Not to be outdone, Labor has used its time in opposition to release an even more stringent policy, fully costed by the Parliamentary Budget Office, which aims to claw back $7 billion from these slippery titans over four years.
The two main ways corporations avoid paying Aussie tax are known as ‘debt loading’ and ‘profit alienation’.
The first involves borrowing huge sums from another company owned by your parent multinational. That company charges very high interest on the loan, meaning that when that interest bill is deducted from the Australian entity’s profits, there’s not much left to tax.
The second involves paying to use intellectual property that ‘belongs’ to other companies within the same multinational group. Again, the cost the Australian arm has to pay the overseas arm is huge, and deductible against local profits.
Adding to the case for tougher laws, progressive activist group GetUp released on Wednesday a study quantifying how much further the clampdown should go.
The study, which GetUp commissioned from tax boffins at the University of Technology Sydney, sees an opportunity to chase even more revenue than Labor’s policy.
The study has compiled figures on corporations’ effective tax rates, and the difference between what is paid and what ought to be paid – which it calls the ‘book-tax gaps’.
It finds that the biggest tax gaps by volume exist in the energy sector, where the scions of big oil and gas corporations paid an average effective tax rate of 20 per cent (the real company tax rate is 30 per cent), and cost the taxman $2.7 billion in 2013/14.

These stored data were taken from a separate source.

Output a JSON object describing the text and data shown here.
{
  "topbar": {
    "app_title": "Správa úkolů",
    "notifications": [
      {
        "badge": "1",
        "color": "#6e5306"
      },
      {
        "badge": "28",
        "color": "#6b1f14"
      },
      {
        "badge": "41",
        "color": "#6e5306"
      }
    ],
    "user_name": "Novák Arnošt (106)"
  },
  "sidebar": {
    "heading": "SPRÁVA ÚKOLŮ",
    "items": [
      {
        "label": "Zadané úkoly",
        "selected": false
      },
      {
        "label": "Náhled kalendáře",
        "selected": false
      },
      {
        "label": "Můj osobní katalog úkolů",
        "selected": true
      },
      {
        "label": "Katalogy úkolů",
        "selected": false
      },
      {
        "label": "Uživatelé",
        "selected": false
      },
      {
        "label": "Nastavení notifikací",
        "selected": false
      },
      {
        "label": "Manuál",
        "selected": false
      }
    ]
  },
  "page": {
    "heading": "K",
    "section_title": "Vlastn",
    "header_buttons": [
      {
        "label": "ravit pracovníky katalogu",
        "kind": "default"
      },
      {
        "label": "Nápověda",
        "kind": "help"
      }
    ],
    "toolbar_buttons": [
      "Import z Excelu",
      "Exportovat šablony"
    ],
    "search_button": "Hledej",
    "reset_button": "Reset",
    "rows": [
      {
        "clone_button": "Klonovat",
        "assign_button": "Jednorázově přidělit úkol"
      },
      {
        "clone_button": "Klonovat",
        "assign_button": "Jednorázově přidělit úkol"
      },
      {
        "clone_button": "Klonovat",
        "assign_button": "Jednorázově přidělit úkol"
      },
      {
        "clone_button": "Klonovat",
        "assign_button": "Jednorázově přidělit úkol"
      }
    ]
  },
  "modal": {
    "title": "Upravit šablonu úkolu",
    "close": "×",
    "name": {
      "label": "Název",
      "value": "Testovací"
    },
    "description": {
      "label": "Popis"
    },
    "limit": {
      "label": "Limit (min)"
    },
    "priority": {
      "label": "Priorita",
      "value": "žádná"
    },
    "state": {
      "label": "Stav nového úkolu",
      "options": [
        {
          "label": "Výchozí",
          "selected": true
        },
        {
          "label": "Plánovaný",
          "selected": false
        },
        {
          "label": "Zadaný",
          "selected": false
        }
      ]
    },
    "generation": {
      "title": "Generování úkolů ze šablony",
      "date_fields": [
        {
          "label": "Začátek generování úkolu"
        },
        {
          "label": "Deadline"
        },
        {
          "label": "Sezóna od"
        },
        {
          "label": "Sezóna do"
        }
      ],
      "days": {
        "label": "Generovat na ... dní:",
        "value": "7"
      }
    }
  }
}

The next slipperiest sector was technology, electronics and media (like Google), which expatriated $2.2 billion more than the ATO would like, giving an effective tax rate of 7.6 per cent.
Apple, however, paid 29.96 per cent on its Australian earnings.
And last in the volume stakes, but the winner when measured on effective tax rate, were big pharmaceuticals – the average rate being 5.7 per cent, and the tax foregone being $465 million.
GetUp accompanied the release of the report with the graphic below, with handy suggestions as to where such re-captured revenue could be spent.
It’s worth noting, too, that the $5.36 billion total is over two years, not four years as with Labor’s $7 billion plan.
Over four years, GetUp’s proposal is worth about $11 billion.
When this kind of tax ‘increase’ is discussed – as with the 2010 mining tax, for instance, or Tony Abbott’s debt levy – global corporations are quick out of the blocks to warn they’ll take their capital and go home. And without imported capital, Australia would be a much poorer place.
Most of that is bark, not bite. A company making extraordinary returns on its capital in Australia, if asked to pay a full 30 per cent company tax, is still making very healthy and attractive returns.
And if they just break even, or lose money in a year … why they’ll pay no tax at all, just like everyone else.
Every dollar multinationals avoid paying (or every wealthy tax-minimiser for that matter) has be found through a tax system that is increasingly reliant on income tax.
And the lion’s share of income tax is paid by the breadwinners of everyday families – people who are simply not wealthy, or devious enough to wriggle out of their tax obligations.